Personal information
- Date of birth: 14 March 2008 (age 18)
- Place of birth: Belgrade, Serbia
- Height: 1.91 m (6 ft 3 in)
- Positions: Midfielder; winger; forward;

Team information
- Current team: Red Bull Salzburg

Youth career
- 0000–2025: Čukarički

Senior career*
- Years: Team / Apps / (Gls)
- 2024–2026: Čukarički / 37 / (4)
- 2026–: Red Bull Salzburg / 0 / (0)

International career^{‡}
- 2022: Serbia U15 / 5 / (2)
- 2023–2024: Serbia U16 / 6 / (2)
- 2024: Serbia U17 / 4 / (0)
- 2025: Serbia U18 / 2 / (2)
- 2025–: Serbia U19 / 2 / (0)

= Filip Matijašević =

Serbian footballer (born 2008)

Filip Matijašević (Филип Матијашевић; born 4 March 2008) is a Serbian professional footballer who plays as a midfielder, winger, or forward for Austrian Bundesliga club Red Bull Salzburg.

==Early life==
Matijašević was born on 4 March 2008. Born in Belgrade, Serbia, he is the son of Serbian footballer Vladimir Matijašević.

==Club career==
As a youth player, Matijašević joined the youth academy of Serbian side Čukarički and was promoted to the club's senior team in 2024, where he made thirty-four league appearances and scored four goals.
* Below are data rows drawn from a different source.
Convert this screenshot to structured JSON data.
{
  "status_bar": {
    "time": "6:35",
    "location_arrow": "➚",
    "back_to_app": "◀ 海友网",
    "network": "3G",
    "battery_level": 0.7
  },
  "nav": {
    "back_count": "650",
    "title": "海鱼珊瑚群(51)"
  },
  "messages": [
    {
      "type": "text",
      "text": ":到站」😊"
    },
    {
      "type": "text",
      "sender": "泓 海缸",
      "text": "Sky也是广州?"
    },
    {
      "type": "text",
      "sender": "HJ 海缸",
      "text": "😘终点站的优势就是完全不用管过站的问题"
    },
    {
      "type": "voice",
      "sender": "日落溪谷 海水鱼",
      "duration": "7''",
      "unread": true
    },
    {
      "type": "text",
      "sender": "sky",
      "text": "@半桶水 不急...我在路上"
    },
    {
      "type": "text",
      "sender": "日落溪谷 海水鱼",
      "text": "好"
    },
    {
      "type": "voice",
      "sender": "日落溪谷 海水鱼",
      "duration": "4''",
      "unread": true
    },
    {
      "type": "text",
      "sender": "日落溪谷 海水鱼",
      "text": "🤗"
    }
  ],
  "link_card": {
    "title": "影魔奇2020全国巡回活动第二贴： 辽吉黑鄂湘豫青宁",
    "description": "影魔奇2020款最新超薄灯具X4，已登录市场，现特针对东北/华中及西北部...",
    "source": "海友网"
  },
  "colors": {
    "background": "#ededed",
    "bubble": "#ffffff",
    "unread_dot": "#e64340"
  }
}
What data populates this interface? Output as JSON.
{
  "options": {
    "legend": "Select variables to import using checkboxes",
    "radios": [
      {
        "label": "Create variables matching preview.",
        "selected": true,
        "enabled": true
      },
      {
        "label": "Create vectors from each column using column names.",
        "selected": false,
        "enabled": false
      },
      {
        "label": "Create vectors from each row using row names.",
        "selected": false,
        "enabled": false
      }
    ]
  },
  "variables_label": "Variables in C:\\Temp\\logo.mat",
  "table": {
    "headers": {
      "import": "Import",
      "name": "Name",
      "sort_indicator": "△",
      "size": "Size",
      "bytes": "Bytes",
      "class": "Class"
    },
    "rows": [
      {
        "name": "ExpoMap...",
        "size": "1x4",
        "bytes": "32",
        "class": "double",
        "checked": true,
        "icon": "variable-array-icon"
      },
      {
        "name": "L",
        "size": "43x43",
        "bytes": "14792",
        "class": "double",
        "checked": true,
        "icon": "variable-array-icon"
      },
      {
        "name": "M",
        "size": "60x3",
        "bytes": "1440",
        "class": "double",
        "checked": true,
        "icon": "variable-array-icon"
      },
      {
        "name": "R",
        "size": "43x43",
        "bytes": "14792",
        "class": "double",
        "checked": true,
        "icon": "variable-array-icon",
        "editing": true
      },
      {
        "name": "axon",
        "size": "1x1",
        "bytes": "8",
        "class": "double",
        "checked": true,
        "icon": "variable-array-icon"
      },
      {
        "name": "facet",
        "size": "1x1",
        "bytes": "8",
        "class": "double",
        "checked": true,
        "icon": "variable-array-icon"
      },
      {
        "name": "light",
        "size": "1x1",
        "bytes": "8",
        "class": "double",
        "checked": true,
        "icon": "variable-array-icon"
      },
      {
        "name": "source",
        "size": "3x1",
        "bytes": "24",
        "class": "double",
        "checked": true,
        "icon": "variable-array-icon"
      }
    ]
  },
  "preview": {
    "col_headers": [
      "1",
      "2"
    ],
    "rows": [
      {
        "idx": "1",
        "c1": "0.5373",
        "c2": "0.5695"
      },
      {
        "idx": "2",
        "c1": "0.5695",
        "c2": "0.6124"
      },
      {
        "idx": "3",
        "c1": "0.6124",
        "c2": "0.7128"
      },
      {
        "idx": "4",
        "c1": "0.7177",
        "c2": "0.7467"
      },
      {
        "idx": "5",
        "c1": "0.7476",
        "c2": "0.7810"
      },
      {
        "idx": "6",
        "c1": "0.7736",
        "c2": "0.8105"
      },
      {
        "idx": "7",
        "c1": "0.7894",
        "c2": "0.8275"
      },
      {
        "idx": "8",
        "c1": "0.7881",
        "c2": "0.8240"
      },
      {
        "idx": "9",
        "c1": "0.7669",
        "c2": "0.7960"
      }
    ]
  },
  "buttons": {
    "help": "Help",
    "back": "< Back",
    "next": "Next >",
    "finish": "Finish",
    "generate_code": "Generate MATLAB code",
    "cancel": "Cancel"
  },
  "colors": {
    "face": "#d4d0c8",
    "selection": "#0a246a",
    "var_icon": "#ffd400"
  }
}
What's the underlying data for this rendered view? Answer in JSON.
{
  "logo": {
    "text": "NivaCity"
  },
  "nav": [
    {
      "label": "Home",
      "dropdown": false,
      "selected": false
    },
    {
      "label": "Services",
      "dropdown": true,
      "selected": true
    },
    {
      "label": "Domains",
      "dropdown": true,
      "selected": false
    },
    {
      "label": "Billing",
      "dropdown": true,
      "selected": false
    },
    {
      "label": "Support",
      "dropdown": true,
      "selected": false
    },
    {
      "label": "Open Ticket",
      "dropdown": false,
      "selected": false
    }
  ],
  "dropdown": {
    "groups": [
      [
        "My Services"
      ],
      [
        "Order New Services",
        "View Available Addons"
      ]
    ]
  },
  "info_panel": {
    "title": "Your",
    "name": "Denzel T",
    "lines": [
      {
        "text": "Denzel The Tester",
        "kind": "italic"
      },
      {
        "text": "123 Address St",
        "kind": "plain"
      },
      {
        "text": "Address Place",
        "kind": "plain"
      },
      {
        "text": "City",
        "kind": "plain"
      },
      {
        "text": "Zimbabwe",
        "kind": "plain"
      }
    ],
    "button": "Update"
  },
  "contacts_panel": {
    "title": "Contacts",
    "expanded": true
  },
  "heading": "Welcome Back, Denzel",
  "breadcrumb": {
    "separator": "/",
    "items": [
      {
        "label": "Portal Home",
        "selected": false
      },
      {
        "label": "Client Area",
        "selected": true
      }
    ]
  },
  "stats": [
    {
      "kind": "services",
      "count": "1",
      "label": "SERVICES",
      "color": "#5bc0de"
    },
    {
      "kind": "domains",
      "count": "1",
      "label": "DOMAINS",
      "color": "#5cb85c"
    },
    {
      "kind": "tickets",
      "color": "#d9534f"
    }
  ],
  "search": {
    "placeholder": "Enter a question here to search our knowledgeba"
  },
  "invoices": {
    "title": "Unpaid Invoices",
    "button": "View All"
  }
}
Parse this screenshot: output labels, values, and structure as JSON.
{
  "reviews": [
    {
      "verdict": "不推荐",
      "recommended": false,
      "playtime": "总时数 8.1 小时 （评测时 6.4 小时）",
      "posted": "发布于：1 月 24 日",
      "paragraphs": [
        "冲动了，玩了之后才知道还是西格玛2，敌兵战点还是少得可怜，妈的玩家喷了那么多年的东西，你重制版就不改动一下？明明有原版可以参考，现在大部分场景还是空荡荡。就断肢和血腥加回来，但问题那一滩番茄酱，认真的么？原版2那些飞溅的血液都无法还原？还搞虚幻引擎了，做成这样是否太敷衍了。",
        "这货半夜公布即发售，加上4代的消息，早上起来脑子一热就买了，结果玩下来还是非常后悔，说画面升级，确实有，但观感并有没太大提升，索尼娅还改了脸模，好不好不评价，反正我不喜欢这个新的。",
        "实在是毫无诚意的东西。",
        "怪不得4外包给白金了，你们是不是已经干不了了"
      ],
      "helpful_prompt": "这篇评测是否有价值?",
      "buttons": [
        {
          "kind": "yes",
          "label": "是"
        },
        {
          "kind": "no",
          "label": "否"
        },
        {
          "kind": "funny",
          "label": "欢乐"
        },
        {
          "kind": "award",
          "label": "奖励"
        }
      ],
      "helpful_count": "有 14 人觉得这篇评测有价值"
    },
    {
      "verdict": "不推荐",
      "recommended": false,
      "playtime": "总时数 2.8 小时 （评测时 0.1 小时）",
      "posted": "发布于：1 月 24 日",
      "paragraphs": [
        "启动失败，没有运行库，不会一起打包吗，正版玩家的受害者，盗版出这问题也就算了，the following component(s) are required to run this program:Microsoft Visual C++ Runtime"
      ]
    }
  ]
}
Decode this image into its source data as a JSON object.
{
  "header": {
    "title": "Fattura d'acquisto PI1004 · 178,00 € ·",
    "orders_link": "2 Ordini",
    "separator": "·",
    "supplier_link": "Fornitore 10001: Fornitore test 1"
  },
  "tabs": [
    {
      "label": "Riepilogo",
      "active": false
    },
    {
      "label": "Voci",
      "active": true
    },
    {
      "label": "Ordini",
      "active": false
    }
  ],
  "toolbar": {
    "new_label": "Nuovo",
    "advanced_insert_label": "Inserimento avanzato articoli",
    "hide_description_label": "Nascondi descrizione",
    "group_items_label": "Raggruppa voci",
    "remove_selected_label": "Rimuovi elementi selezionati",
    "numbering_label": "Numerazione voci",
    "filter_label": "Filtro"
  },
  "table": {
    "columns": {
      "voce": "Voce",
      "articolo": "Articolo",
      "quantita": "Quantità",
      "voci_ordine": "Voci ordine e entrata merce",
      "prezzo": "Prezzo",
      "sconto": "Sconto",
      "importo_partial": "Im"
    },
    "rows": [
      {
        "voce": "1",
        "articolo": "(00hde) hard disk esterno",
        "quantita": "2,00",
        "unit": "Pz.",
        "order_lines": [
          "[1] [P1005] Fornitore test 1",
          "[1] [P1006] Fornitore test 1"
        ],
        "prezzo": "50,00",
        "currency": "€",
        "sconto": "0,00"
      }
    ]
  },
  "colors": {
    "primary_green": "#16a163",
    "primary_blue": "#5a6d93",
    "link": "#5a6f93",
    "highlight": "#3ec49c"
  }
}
Serbian news website Mozzart Sport wrote in 2025 that he was "a regular in [manager] Milan Lešnjak's team" while playing for the club. Following his stint there, he signed for Austrian side Red Bull Salzburg ahead of the 2026–27 season.

==International career==
Matijašević is a Serbia youth international. During the autumn of 2024, he played for the Serbia under-17 team for 2025 UEFA European Under-17 Championship qualification.